War on the Poor in New Orleans: 2 by Mick Arran
Sept. 6. 2005 (no permalink.)
OK, let’s get this straight: Michael Brown is most likely an incompetent stooge but the fact of the matter is that when he refused to release supplies, National Guard troops, and construction equipment, and then ordered the Superdome locked and checkpoints set up along the roads leading out of New Orleans to turn back anyone trying to escape the destruction, he was following orders. None of it was accidental, none of it was a matter of poor decision-making or the wrong priorities. It was a deliberate attempt by the Bush Administration to blackmail the state of Louisiana into handing the city over to the Federal government.
The rest is very detailed:
Link

Posted by: Noisette | Sep 7 2005 6:59 utc | 49

fauxreal, the hopi’s prophecy says the whole southwest will go back to the indigenous people. i just came from an area in arizona where they are trying to put in yet another developement of 800 more homes. the san pedro river is underground now and it simply cannot support more developement. its all over the front pages but for some reason the developers just don’t get it. aside from the bird migrations that depend on the fauna from the river, and all the wildlife that depend on the oasis in the desert, the absurdity of building these huge ridiculous houses all surrounding the military base. and it just keeps growing.in pheonix when you drive down the street during the day in the city its abandoned.everyone is inside w/thier airconditioner on. or the malls.its crazy. what kind of a life is this.

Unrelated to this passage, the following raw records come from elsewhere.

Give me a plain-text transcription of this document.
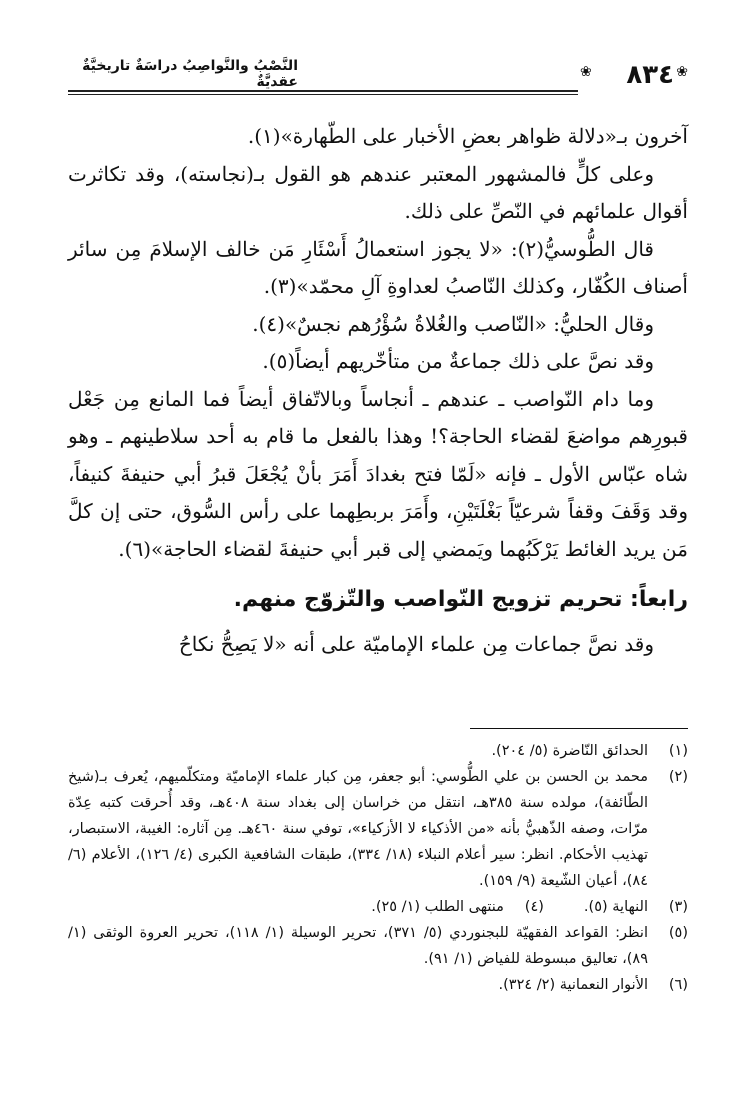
النَّصْبُ والنَّواصِبُ دراسَةٌ تاريخيَّةٌ عقديَّةٌ
❀ ٨٣٤ ❀

آخرون بـ«دلالة ظواهر بعضِ الأخبار على الطّهارة»(١).

وعلى كلٍّ فالمشهور المعتبر عندهم هو القول بـ(نجاسته)، وقد تكاثرت أقوال علمائهم في النّصِّ على ذلك.

قال الطُّوسيُّ(٢): «لا يجوز استعمالُ أَسْئَارِ مَن خالف الإسلامَ مِن سائر أصناف الكُفّار، وكذلك النّاصبُ لعداوةِ آلِ محمّد»(٣).

وقال الحليُّ: «النّاصب والغُلاةُ سُؤْرُهم نجسٌ»(٤).

وقد نصَّ على ذلك جماعةٌ من متأخّريهم أيضاً(٥).

وما دام النّواصب ـ عندهم ـ أنجاساً وبالاتّفاق أيضاً فما المانع مِن جَعْل قبورِهم مواضعَ لقضاء الحاجة؟! وهذا بالفعل ما قام به أحد سلاطينهم ـ وهو شاه عبّاس الأول ـ فإنه «لَمّا فتح بغدادَ أَمَرَ بأنْ يُجْعَلَ قبرُ أبي حنيفةَ كنيفاً، وقد وَقَفَ وقفاً شرعيّاً بَغْلَتَيْنِ، وأَمَرَ بربطِهما على رأس السُّوق، حتى إن كلَّ مَن يريد الغائط يَرْكَبُهما ويَمضي إلى قبر أبي حنيفةَ لقضاء الحاجة»(٦).

رابعاً: تحريم تزويج النّواصب والتّزوّج منهم.

وقد نصَّ جماعات مِن علماء الإماميّة على أنه «لا يَصِحُّ نكاحُ

(١)
الحدائق النّاضرة (٥/ ٢٠٤).
(٢)
محمد بن الحسن بن علي الطُّوسي: أبو جعفر، مِن كبار علماء الإماميّة ومتكلّميهم، يُعرف بـ(شيخ الطّائفة)، مولده سنة ٣٨٥هـ، انتقل من خراسان إلى بغداد سنة ٤٠٨هـ، وقد أُحرقت كتبه عِدّة مرّات، وصفه الذّهبيُّ بأنه «من الأذكياء لا الأزكياء»، توفي سنة ٤٦٠هـ. مِن آثاره: الغيبة، الاستبصار، تهذيب الأحكام. انظر: سير أعلام النبلاء (١٨/ ٣٣٤)، طبقات الشافعية الكبرى (٤/ ١٢٦)، الأعلام (٦/ ٨٤)، أعيان الشّيعة (٩/ ١٥٩).
(٣)
النهاية (٥).
(٤)
منتهى الطلب (١/ ٢٥).
(٥)
انظر: القواعد الفقهيّة للبجنوردي (٥/ ٣٧١)، تحرير الوسيلة (١/ ١١٨)، تحرير العروة الوثقى (١/ ٨٩)، تعاليق مبسوطة للفياض (١/ ٩١).
(٦)
الأنوار النعمانية (٢/ ٣٢٤).
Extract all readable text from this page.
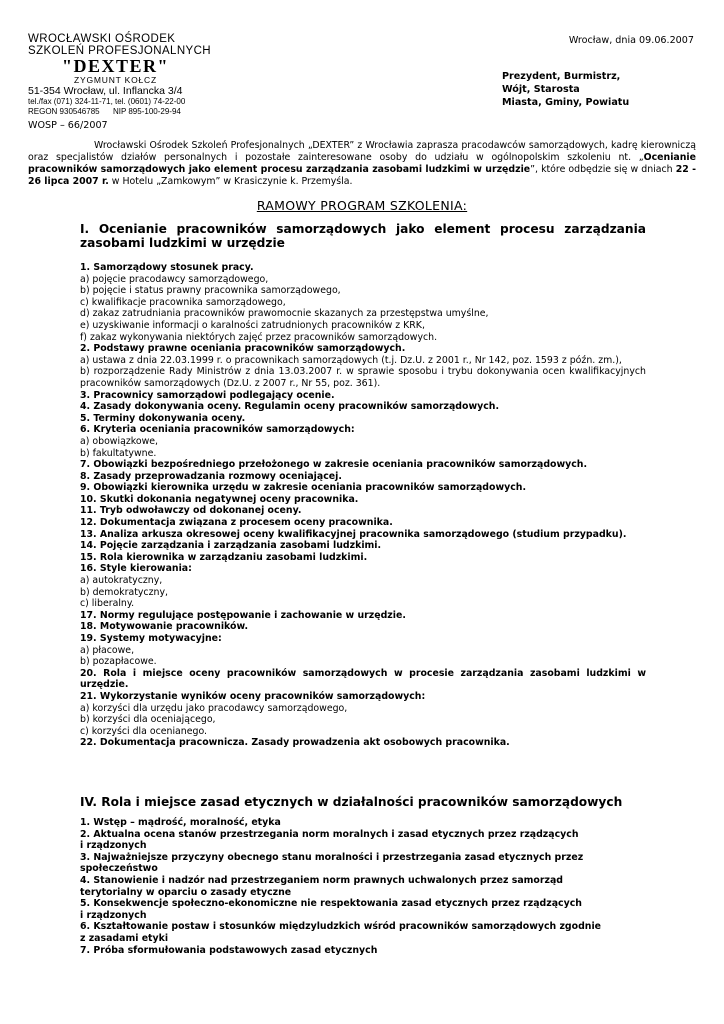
WROCŁAWSKI OŚRODEK
SZKOLEŃ PROFESJONALNYCH
"DEXTER"
ZYGMUNT KOŁCZ
51-354 Wrocław, ul. Inflancka 3/4
tel./fax (071) 324-11-71, tel. (0601) 74-22-00
REGON 930546785      NIP 895-100-29-94
Wrocław, dnia 09.06.2007
Prezydent, Burmistrz,
Wójt, Starosta
Miasta, Gminy, Powiatu
WOSP – 66/2007

Wrocławski Ośrodek Szkoleń Profesjonalnych „DEXTER” z Wrocławia zaprasza pracodawców samorządowych, kadrę kierowniczą oraz specjalistów działów personalnych i pozostałe zainteresowane osoby do udziału w ogólnopolskim szkoleniu nt. „Ocenianie pracowników samorządowych jako element procesu zarządzania zasobami ludzkimi w urzędzie”, które odbędzie się w dniach 22 - 26 lipca 2007 r. w Hotelu „Zamkowym” w Krasiczynie k. Przemyśla.

RAMOWY PROGRAM SZKOLENIA:
I. Ocenianie pracowników samorządowych jako element procesu zarządzania zasobami ludzkimi w urzędzie
1. Samorządowy stosunek pracy.
a) pojęcie pracodawcy samorządowego,
b) pojęcie i status prawny pracownika samorządowego,
c) kwalifikacje pracownika samorządowego,
d) zakaz zatrudniania pracowników prawomocnie skazanych za przestępstwa umyślne,
e) uzyskiwanie informacji o karalności zatrudnionych pracowników z KRK,
f) zakaz wykonywania niektórych zajęć przez pracowników samorządowych.
2. Podstawy prawne oceniania pracowników samorządowych.
a) ustawa z dnia 22.03.1999 r. o pracownikach samorządowych (t.j. Dz.U. z 2001 r., Nr 142, poz. 1593 z późn. zm.),
b) rozporządzenie Rady Ministrów z dnia 13.03.2007 r. w sprawie sposobu i trybu dokonywania ocen kwalifikacyjnych pracowników samorządowych (Dz.U. z 2007 r., Nr 55, poz. 361).
3. Pracownicy samorządowi podlegający ocenie.
4. Zasady dokonywania oceny. Regulamin oceny pracowników samorządowych.
5. Terminy dokonywania oceny.
6. Kryteria oceniania pracowników samorządowych:
a) obowiązkowe,
b) fakultatywne.
7. Obowiązki bezpośredniego przełożonego w zakresie oceniania pracowników samorządowych.
8. Zasady przeprowadzania rozmowy oceniającej.
9. Obowiązki kierownika urzędu w zakresie oceniania pracowników samorządowych.
10. Skutki dokonania negatywnej oceny pracownika.
11. Tryb odwoławczy od dokonanej oceny.
12. Dokumentacja związana z procesem oceny pracownika.
13. Analiza arkusza okresowej oceny kwalifikacyjnej pracownika samorządowego (studium przypadku).
14. Pojęcie zarządzania i zarządzania zasobami ludzkimi.
15. Rola kierownika w zarządzaniu zasobami ludzkimi.
16. Style kierowania:
a) autokratyczny,
b) demokratyczny,
c) liberalny.
17. Normy regulujące postępowanie i zachowanie w urzędzie.
18. Motywowanie pracowników.
19. Systemy motywacyjne:
a) płacowe,
b) pozapłacowe.
20. Rola i miejsce oceny pracowników samorządowych w procesie zarządzania zasobami ludzkimi w urzędzie.
21. Wykorzystanie wyników oceny pracowników samorządowych:
a) korzyści dla urzędu jako pracodawcy samorządowego,
b) korzyści dla oceniającego,
c) korzyści dla ocenianego.
22. Dokumentacja pracownicza. Zasady prowadzenia akt osobowych pracownika.
IV. Rola i miejsce zasad etycznych w działalności pracowników samorządowych
1. Wstęp – mądrość, moralność, etyka
2. Aktualna ocena stanów przestrzegania norm moralnych i zasad etycznych przez rządzących
i rządzonych
3. Najważniejsze przyczyny obecnego stanu moralności i przestrzegania zasad etycznych przez
społeczeństwo
4. Stanowienie i nadzór nad przestrzeganiem norm prawnych uchwalonych przez samorząd
terytorialny w oparciu o zasady etyczne
5. Konsekwencje społeczno-ekonomiczne nie respektowania zasad etycznych przez rządzących
i rządzonych
6. Kształtowanie postaw i stosunków międzyludzkich wśród pracowników samorządowych zgodnie
z zasadami etyki
7. Próba sformułowania podstawowych zasad etycznych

Posted by: annie | Sep 7 2005 7:01 utc | 50

Oh, I forgot Xymphora’s comments.

Posted by: Noisette | Sep 7 2005 7:05 utc | 51

noisette i agree, up to a point. i do think it was deliberate. but for reasons not yet mentioned. i believe they obviously had an assumption at some point katrins would strike. maybe not during bushes term but eventually. it is naive to assume they didn’t have any plan for a natural disaster and NO has always been one of the most likely to occur.so , they had a plan. and that plan encompassed controling the greatest port in the country and the reconstruction$$$. they got the gov’s pleas and they sat on them to force her to BEG for them to come in.it’s no accident the first words we hear from hassert are , buldoze the city. too much syncronicity. the same way they pushed out all the foriegn policy pros they also stripped fema of all the pros. this wasn’t a bungle it was the plan. cheney’s plan. IMHO. by isolating the remaining people there, in those conditions, they were hoping for a riot. they still are. to justify their actions. its not over yet, the party has just begun…

Posted by: annie | Sep 7 2005 7:16 utc | 52

synchronicity, right annie, yes.

Posted by: Noisette | Sep 7 2005 7:19 utc | 53

also, i was referring to the foriegn policy pro’s w/ regard to the iraq post invasion

Posted by: annie | Sep 7 2005 7:23 utc | 54

Annie, thanks for continuing to make some sense of this.

Posted by: jonku | Sep 7 2005 7:24 utc | 55

YES ANNIE!!!!

Posted by: eftsoons | Sep 7 2005 8:12 utc | 56

THEY WANT PEOPLE TO THINK IT IS A CLUSTERFUCK!!!

Posted by: eftsoons | Sep 7 2005 8:18 utc | 57

FEMA TAKES THE FALL AND THE TEXAS MAFIA GETS THE PORT.